The Laws of Simplicity (LOS), written by John Maeda, was released in 2006, the same year I my wish of working with advertising came true.. It didn’t take long for me to learn that there was no time to run after procedures and expectation — especially over designers — it was too high; creativity and quality in the execution were the accepted criteria for everything that was done. There was no room to make a mistake, and that made me panic. In this context LOS taught me to approach each task with the tranquility and security necessary to develop creativity and optimize design, dedicating maximum of time to the execution.
In music, especially when studying percussion and drums, rudiments are the basis of everything that is played. I like to approach The Laws of Simplicity as rudiments of design, which over practice, they enable you to perform complex tasks like Art Blakey plays bebop. The musician doesn’t stop and think what rudiment one will apply at the moment of a fill, the mastery of the rudiments makes the execution natural and fluid.

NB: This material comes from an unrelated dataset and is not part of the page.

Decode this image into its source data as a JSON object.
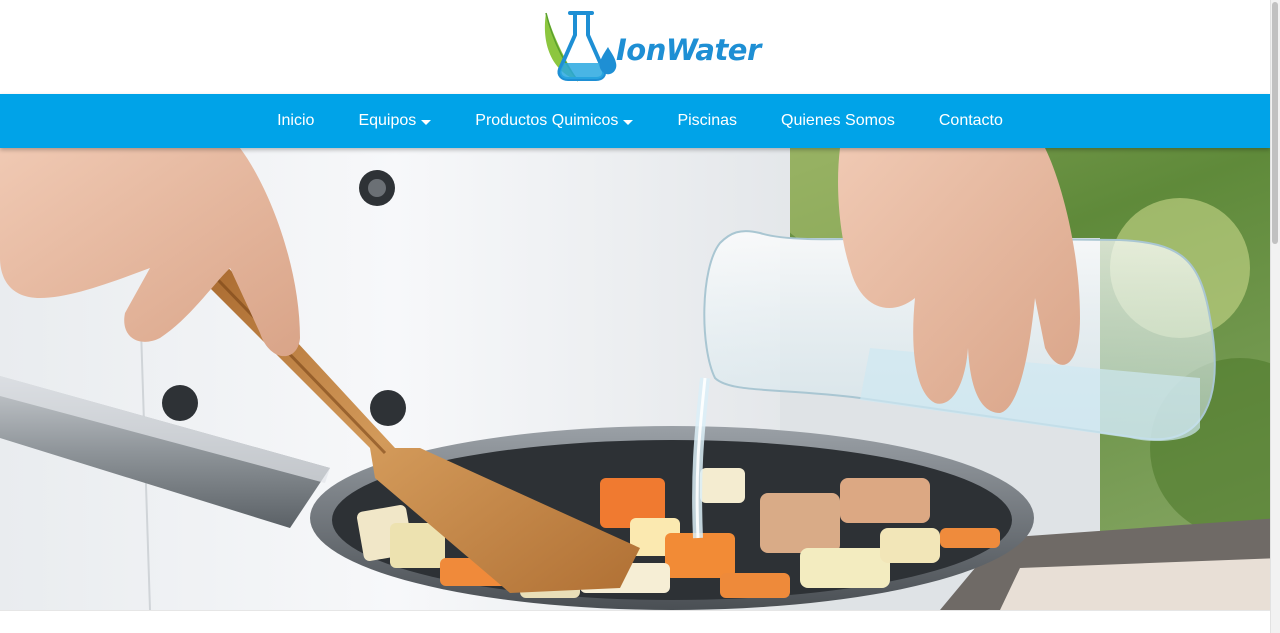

The User Experience discipline, especially in internet projects, has been experiencing a moment of effervescence. In this context, LOS helps you avoid losing focus in so many novelties, select only what is good and make it clear to see the design process as a whole where the goal is to provide good experiences.
LOS helps you communicate better with the people involved in a project when it comes to defining what will be done, or a step before when the client comes to you with a problem, brings a lot of ideas and it is necessary to spend time to understand the problem before proposing the solution.
Design process involves many more people besides the team of UX, and LOS democratizes the process and gives protagonism for other professionals to add in the project.
That’s been one of my mantras — focus and simplicity. Simple can be harder than complex: You have to work hard to get your thinking clean to make it simple. But it’s worth it in the end because once you get there, you can move mountains. Steve Jobs
The best solutions are the simplest, but the path of simplicity is arduous, so master the laws of simplicity — or the rudiments, if you prefer — and improve constantly.